Clinical trials that use patients that don't resemble our target patients are not just unreal, but deceptive and potentially dangerous.
The following originally appeared on the HCPlive Network blog Thought Broadcast.
A recent Vanity Fair article described the trend by American pharmaceutical companies to conduct more clinical trials outside of the United States and Western Europe. The writer and bioethicist Carl Elliott also detailed this trend in his book White Coat, Black Hat, and it has recently received increasing scrutiny in the media. While much attention has focused on the ethical concerns of overseas clinical trials, I’m avoiding that hot topic for now and arguing that we should pay some attention to questions of clinical relevance.
This is no small matter. The VF article reports that one-third of clinical trials by the 20 largest US-based pharmaceutical companies are conducted exclusively at foreign sites, and medications destined for use in the U.S. have been tested in almost 60,000 clinical trials in 173 countries since 2000. The reasons for “outsourcing” clinical trials are not surprising: cheaper costs, less restrictive regulations, more accessible subjects, and patients who are less likely to have taken other medications in the past, thus yielding a more “pure” population and, hopefully, more useful data.
At first glance, overseas clinical trials really shouldn’t be much of a problem. The underlying biology of a disease should have nothing to do with where the diseased person lives. Hypertension and hepatitis are probably quite similar, if not identical, whether the patient is in Boston or Bangalore. An article in this month’s Archives of General Psychiatry appears to reinforce this concept, showing that rates of bipolar disorder—as well as its “severity” and “impact”—are similar in a variety of different international settings. Hence, if you were to ask me where I’d do a clinical trial for a new bipolar medication, I’d probably go where it would cost less to do so (i.e., overseas), too.
But is this appropriate? Just because we can find “bipolar disorder” in the U.S. and in Uganda, does this mean we should we treat it the same way? Over at the blog 1boringoldman, Mickey has uncovered data showing that trials of Seroquel (an atypical antipsychotic) for bipolar depression are being conducted in 11 Chinese provinces. You can search the data yourself at clinicaltrials.gov (a truly fantastic tool, BTW) and find that many other psychiatric drugs are being tested worldwide, for a wide range of indications.
To a lowly community psychiatrist like me, this raises a few red flags. As I learned in my transcultural psychiatry lectures in med school and residency, the manifestations of disease—and the recommended treatment approaches—can vary dramatically based on the culture in which the disease appears. Even in my own practice, “bipolar disorder” varies greatly from person to person: a bipolar patient from a wealthy San Francisco suburb experiences her disease very differently from the patient from the poverty-stricken neighborhoods of East Oakland. A good psychiatrist must respect these differences. Or so I was taught.
In his book Crazy Like Us, author Ethan Watters gives numerous examples of this phenomenon on a much larger scale. He argues that the cultural dimensions that frame a disease have a profound impact on how a patient experiences and interprets his or her symptoms. He also describes how patients’ expectations of treatments (drugs, “talk” therapy) differ from culture to culture, and can determine the success or failure of a treatment.
Let’s say you asked me to treat Jiefang, a young peasant woman with bipolar disorder from Guangdong Province. Before doing so, I would want to read up on her community’s attitudes towards mental illness (and try to understand what “bipolar disorder” itself means in her community, if anything), learn about the belief systems in place regarding her signs and symptoms, and understand her goals for treatment. Before prescribing Seroquel (or any other drug, for that matter), I’d like to know how she feels about using a chemical substance which might affect her feelings, emotions, and behavior. I imagine it would take me a while before Jiefang and I felt comfortable proceeding with this approach.

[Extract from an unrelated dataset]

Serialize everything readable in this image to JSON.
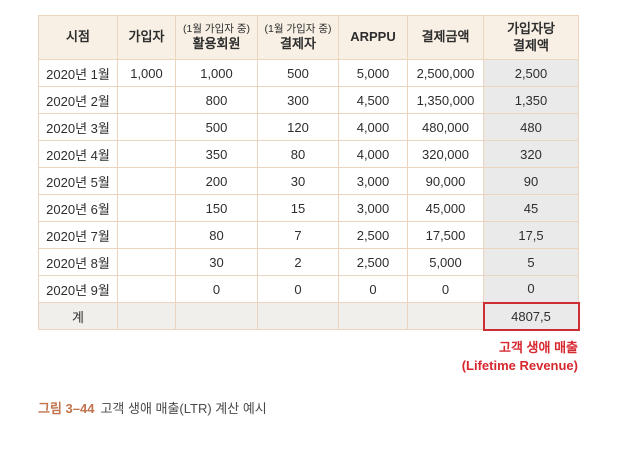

There’s just something fishy about scientists from a multinational Contract Research Organization hired by Astra-Zeneca, flying into Guangdong with their white coats and clipboards, recruiting a bunch of folks with (western-defined) bipolar disorder just like Jiefang, giving them various doses of Seroquel, measuring their responses to bipolar rating scales (developed by westerners, of course), and submitting those data for FDA approval.
I sure hope I’m oversimplifying things. Then again, maybe not. When the next me-too drug is “FDA approved” for schizophrenia or bipolar depression (or, gasp, fibromyalgia), how can I be sure that it was tested on patients like the ones in my practice? Or even tested at all on patients who know what those diagnoses even mean? There’s no way to tell anymore.
The “pathoplastic” features of disease—what Watters calls the “coloring and content”—make psychiatry fascinating. But they’re often more than just details; they include the ways in which patients are influenced by public beliefs and cultural ideas, the forces to which they attribute their symptoms, and the faith (or lack thereof) they put into medications. These factors must be considered in any attempt to define and treat mental illness.
Clinical trials have never resembled the “real world.” But designing clinical trials that resemble our target patients even less—simply for the sake of bringing a drug to market quickly and more cheaply—is not just unreal, but deceptive and potentially dangerous.